C’est le cœur léger qu’on se rendait en ce bel après-midi de Septembre à la Beaujoire. Dans l’allée principale on profite de la mousse et des derniers rayons de soleil de l’été. Le FC Nantes reste sur deux défaites 1-0 contre Monaco et Bordeaux mais il en faut plus pour inquiéter des supporters nantais qui n’ont plus connu depuis longtemps les sueurs froides d’un maintien difficile. La réception du promu messin apparaît comme idéale pour relancer nos canaris en panne offensivement. Le secteur offensif a d’ailleurs connu quelques retouches durant la trêve internationale. Kolbein Sigthorson a quitté la cité des Ducs sans qu’on sache s’il était véritablement un jour arrivé. Pour le remplacer, Nantes a misé sur Mariusz Stepinski, un international polonais de 21 ans qui va devoir supporter sur ses frêles épaules les attentes d’un public sevré de buts depuis plusieurs saisons.

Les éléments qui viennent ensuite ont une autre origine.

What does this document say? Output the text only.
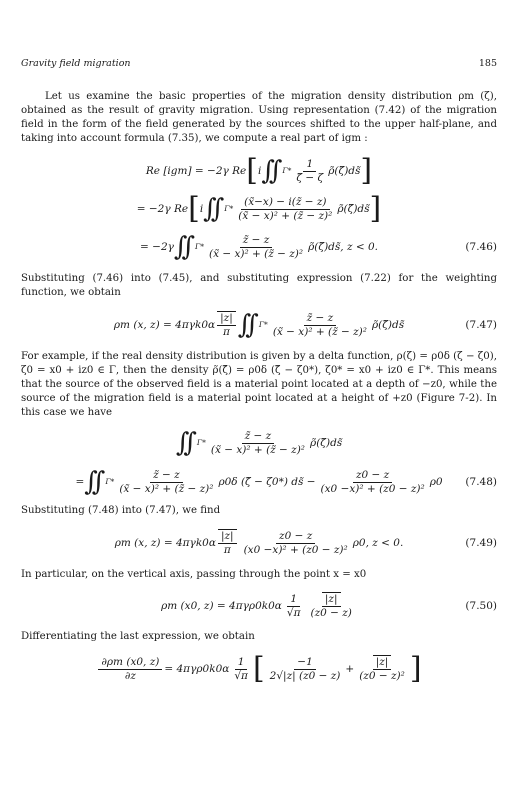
Gravity field migration	185

Let us examine the basic properties of the migration density distribution ρm (ζ), obtained as the result of gravity migration. Using representation (7.42) of the migration field in the form of the field generated by the sources shifted to the upper half-plane, and taking into account formula (7.35), we compute a real part of igm :

Re [igm] = −2γ Re [ i ∫∫ $\Gamma* \frac{1}{\zetã - \zeta}$ ρ̃(ζ̃)ds̃ ]
= −2γ Re [ i ∫∫ $\Gamma* \frac{(x̃-x) - i(z̃ - z)}{\text{(x̃ − x)² + (z̃ − z)²}}$ ρ̃(ζ̃)ds̃ ]
= −2γ ∫∫ $\Gamma* \frac{z̃ - z}{\text{(x̃ − x)² + (z̃ − z)²}}$ ρ̃(ζ̃)ds̃, z < 0.	(7.46)

Substituting (7.46) into (7.45), and substituting expression (7.22) for the weighting function, we obtain

ρm (x, $z) = 4\pi\gamma k0\alpha \frac{|z|}{\pi}$ ∫∫ $\Gamma* \frac{z̃ - z}{\text{(x̃ − x)² + (z̃ − z)²}}$ ρ̃(ζ̃)ds̃	(7.47)

For example, if the real density distribution is given by a delta function, ρ(ζ) = ρ0δ (ζ − ζ0), ζ0 = x0 + iz0 ∈ Γ, then the density ρ̃(ζ̃) = ρ0δ (ζ̃ − ζ0*), ζ0* = x0 + iz0 ∈ Γ*. This means that the source of the observed field is a material point located at a depth of −z0, while the source of the migration field is a material point located at a height of +z0 (Figure 7-2). In this case we have

∫∫ $\Gamma* \frac{z̃ - z}{\text{(x̃ − x)² + (z̃ − z)²}}$ ρ̃(ζ̃)ds̃
= ∫∫ $\Gamma* \frac{z̃ - z}{\text{(x̃ − x)² + (z̃ − z)²}} \rho 0\delta$ (ζ̃ − ζ0*) ds̃ − $\frac{z0 - z}{\text{(x0 −x)² + (z0 − z)²}} \rho 0$ (7.48)

Substituting (7.48) into (7.47), we find

ρm (x, $z) = 4\pi\gamma k0\alpha \frac{|z|}{\pi} \frac{z0 - z}{\text{(x0 −x)² + (z0 − z)²}} \rho 0$, z < 0.	(7.49)

In particular, on the vertical axis, passing through the point x = x0

ρm (x0, $z) = 4\pi\gamma\rho 0k0\alpha \frac{1}{√\pi} \frac{|z|}{(z0 - z)}$	(7.50)

Differentiating the last expression, we obtain

$\frac{\partial\rho m (x0, z)}{\partial z} = 4\pi\gamma\rho 0k0\alpha \frac{1}{√\pi}$ [ $\frac{-1}{2√|z| (z0 - z)} + \frac{|z|}{\text{(z0 − z)²}}$ ]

D’entrée de jeu, Stepinski est aligné aux côtés de Yacine Bammou sur le front de l’attaque nantaise. Le 4-3-3 du début de saison se mue en un séduisant 4-4-2 en losange avec Amine Harit en numéro 10 et Guillaume Gillet à la récupération. Privé de Diego Carlos, René Girard décide de faire confiance au jeune Anthony Walongwa pour prêter main forte à Vizcarrondo en défense centrale.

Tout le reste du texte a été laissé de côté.